Gustavo se despojó del abrigo con la misma ansiedad con la que lo hubiese hecho un niño al correr hacia su madre luego de una pesadilla. La pesada túnica, que había sido su fiel compañía en este viaje tumultuoso, cayó al suelo con un suspiro resignado, liberando su cuerpo de su opresión.

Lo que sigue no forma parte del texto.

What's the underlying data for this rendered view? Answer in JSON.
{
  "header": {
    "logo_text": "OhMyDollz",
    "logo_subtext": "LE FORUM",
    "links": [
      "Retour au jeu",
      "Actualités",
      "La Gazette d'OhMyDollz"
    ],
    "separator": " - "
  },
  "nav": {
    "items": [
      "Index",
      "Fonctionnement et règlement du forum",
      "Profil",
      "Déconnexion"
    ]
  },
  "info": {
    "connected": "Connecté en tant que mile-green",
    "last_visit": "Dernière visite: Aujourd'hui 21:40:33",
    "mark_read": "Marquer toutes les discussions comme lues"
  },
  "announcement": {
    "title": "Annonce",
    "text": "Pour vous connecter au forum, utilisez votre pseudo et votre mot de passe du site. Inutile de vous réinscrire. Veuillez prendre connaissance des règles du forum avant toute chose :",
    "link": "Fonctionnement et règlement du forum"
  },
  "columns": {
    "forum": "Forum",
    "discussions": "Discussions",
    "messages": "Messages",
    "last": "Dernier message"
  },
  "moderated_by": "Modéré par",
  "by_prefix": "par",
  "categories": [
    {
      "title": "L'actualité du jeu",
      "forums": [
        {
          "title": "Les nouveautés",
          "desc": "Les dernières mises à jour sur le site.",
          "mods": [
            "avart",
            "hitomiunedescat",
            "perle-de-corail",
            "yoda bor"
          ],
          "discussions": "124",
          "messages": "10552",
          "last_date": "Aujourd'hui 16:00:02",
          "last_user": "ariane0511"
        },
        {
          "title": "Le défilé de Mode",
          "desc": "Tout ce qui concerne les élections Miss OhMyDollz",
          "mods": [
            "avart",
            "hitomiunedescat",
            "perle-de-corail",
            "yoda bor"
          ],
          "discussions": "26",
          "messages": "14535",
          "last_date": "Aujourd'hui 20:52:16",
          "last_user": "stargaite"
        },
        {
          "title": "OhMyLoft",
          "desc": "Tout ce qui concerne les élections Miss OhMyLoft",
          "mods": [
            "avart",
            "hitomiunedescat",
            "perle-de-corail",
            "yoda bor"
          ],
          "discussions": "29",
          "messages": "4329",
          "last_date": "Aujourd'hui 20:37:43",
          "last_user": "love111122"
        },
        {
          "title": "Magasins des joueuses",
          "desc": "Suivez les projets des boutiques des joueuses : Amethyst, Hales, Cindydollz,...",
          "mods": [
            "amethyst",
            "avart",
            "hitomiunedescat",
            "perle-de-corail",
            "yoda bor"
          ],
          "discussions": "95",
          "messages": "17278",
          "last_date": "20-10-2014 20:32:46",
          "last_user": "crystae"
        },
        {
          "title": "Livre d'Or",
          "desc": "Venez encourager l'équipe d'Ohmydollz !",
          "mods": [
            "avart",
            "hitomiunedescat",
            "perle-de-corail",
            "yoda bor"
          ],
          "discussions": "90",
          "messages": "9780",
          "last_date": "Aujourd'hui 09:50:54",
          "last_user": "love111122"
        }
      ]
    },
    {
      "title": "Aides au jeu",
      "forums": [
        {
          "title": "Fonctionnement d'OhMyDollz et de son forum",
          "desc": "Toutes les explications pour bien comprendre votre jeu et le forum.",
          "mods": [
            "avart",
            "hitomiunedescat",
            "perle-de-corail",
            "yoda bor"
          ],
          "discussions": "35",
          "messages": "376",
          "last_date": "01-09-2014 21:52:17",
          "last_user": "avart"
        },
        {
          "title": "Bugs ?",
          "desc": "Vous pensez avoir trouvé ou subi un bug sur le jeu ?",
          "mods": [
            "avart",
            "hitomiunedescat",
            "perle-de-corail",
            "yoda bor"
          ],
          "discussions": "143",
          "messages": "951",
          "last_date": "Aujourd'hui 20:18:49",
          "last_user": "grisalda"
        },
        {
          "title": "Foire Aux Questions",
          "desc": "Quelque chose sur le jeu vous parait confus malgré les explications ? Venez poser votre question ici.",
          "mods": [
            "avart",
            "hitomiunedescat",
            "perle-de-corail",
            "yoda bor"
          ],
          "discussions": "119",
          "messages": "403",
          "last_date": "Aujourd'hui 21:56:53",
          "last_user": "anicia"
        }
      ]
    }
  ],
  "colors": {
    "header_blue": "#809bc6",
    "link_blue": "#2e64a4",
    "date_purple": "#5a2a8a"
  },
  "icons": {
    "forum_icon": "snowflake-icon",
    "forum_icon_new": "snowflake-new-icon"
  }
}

Los guantes de piel, testigos de innumerables ocasiones en las que había tenido que ocultar su verdadera naturaleza, se deslizaron lentamente por sus manos, revelando su piel morena. Los guardó en su bolsa de cuero, quedándose únicamente con una camisa color hueso y un pantalón café, ambas prendas apestaban a perro mojado.

—No pareces sorprendido. —Le miró, y Gustavo no sabía porque, pero tenía la sensación que estaba en presencia de una jovenzuela traviesa.

—En el pasado tuve un encuentro parecido —respondió con sinceridad, mientras su nariz notaba el disonante olor de su cuerpo. Bajó la mirada, avergonzado, sin saber cuánto tiempo había tenido ese aroma—. ¿Hay un lago, un río, o un lugar con agua que pueda ocupar para lavarme?

—Lo hay —asintió—, pero me gustaría conversar contigo antes de quitar la suciedad de tu cuerpo.

Gustavo estuvo renuente con la petición, ya estaba incómodo, y entre más tiempo pasará con esa sensación, menos a gusto estaría, pero aceptó, era más importantes su amigo, y tampoco parecía que la mujer estaría dispuesta a escuchar su negativa.

—También me gustaría hablar con usted.